Voice and Ventriloquism in Writing
People talk a lot about voice in writing. Voice is that hard-to-describe quality in a piece of writing that is at once internally consistent and capable of generating surprises. It’s not the same as character or personality; it’s a kind of outgrowth of these, maybe the traces they leave on the common material all speakers of a language share. When I talk about what “sounds right” for a character, what I’m really concerned with is how the words they’re using feel together, if they generate the right web of connotations and connections.
I think of good dialogue and good narration as acts of ventriloquism. I speak through the voice that’s right for the job.

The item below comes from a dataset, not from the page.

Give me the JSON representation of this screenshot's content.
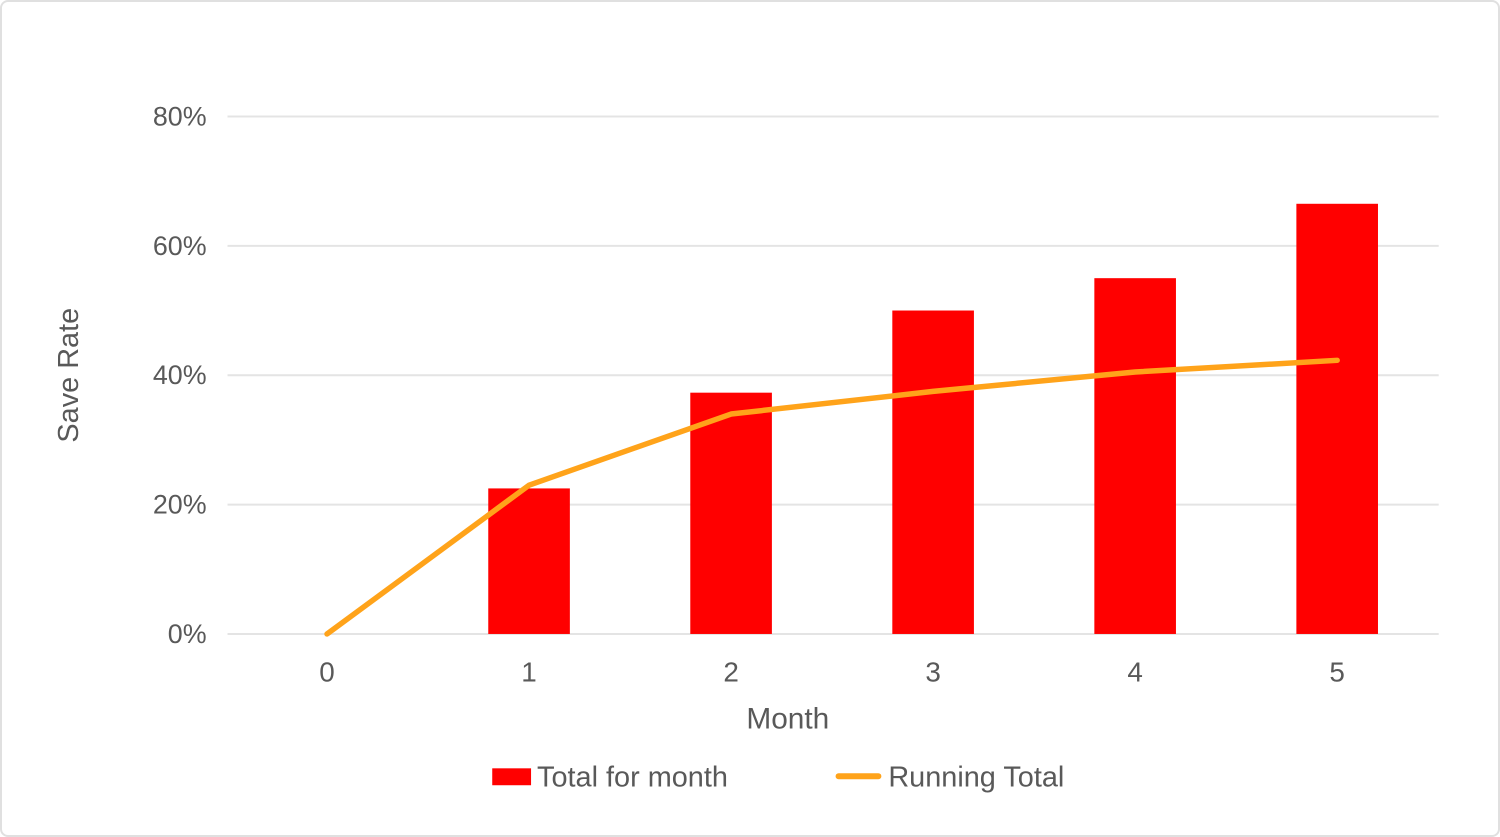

One of the things I like best about school visits is seeing kids’ reactions to me. Usually, I’m not what they expect. It’s like they think Marisa is going to walk through the door. This is fine by me—it means that they’re engaging imaginatively with my words to the point where they’ve forgotten that the author isn’t the character. This reaction has been even stronger from people who’ve read a bit from The Knife and the Butterfly. May I please have a dollar for every time I’ve been asked, “You wrote this?”
See what you think of a handful of voices, one from What Can’t Wait and two from The Knife and the Butterfly (out in February of 2012).
Here’s Marisa from What Can’t Wait:
Across the room there’s a girl about my age with her family. They stick out because they’re white in the sea of brown. Whatever their emergency is, I can just tell by how the girl slides her phone open, grins, and starts texting that it’s not exactly hitting her in the gut. Who knows, maybe her brother-in-law just got himself smashed up on the job, too. But her parents are there, the dad in a business suit, the mom in a pretty gray dress, all hushed voices and serious looks. Now the girl is up out of her seat, and her mom gives her a hug and hands her a wad of bills. She slips the money into her jeans pocket, pulls her T-shirt down over her flat tummy, and strolls out of the waiting room. Just like that, so easy.
And here’s Azael from The Knife and the Butterfly:
After Pops got picked up, me and Eddie laid low for a week. When we heard that the CPS people weren’t coming by to look for us anymore, we headed back to the Bel-Lindo.
The Bel-Lindo was bad parents and crackheads, dog shit and dirt for lawns, and pissed-off fools everywhere, but it was still home. There were things I liked, too. Like Jorge Ledesma’s grandma praying the rosary out on the balcony to beat the heat in summer. Or the soccer games with the little guys on the dirt courtyards between buildings. And nowhere else in Houston you could find Mrs. Guzman selling calling cards and Coronas and spicy-as-fuck cheetos right out of her living room window.
Here’s Lexi, also from The Knife and the Butterfly:
Then my mom came into my room talking about responsibility. Blah, blah, blah.
I don’t care if she wants to talk about this shit, but she has to be ready to feel it where it hurts. Like when I remind her that she’s the one who got fired off of three jobs for coming in drunk. She starts to cry, and her mascara globs up in the wrinkles around her eyes. God, she’s pathetic.
I show no mercy, just go in for the kill. I tell her that the mistakes started with her. We’d both be better off if she’d just gotten an abortion. Had me vacuumed out. But she didn’t. So I tell her to stop trying to ruin my life now. Then I grab Theo’s leash and he comes running. A second later we’re out the door and out of her reach.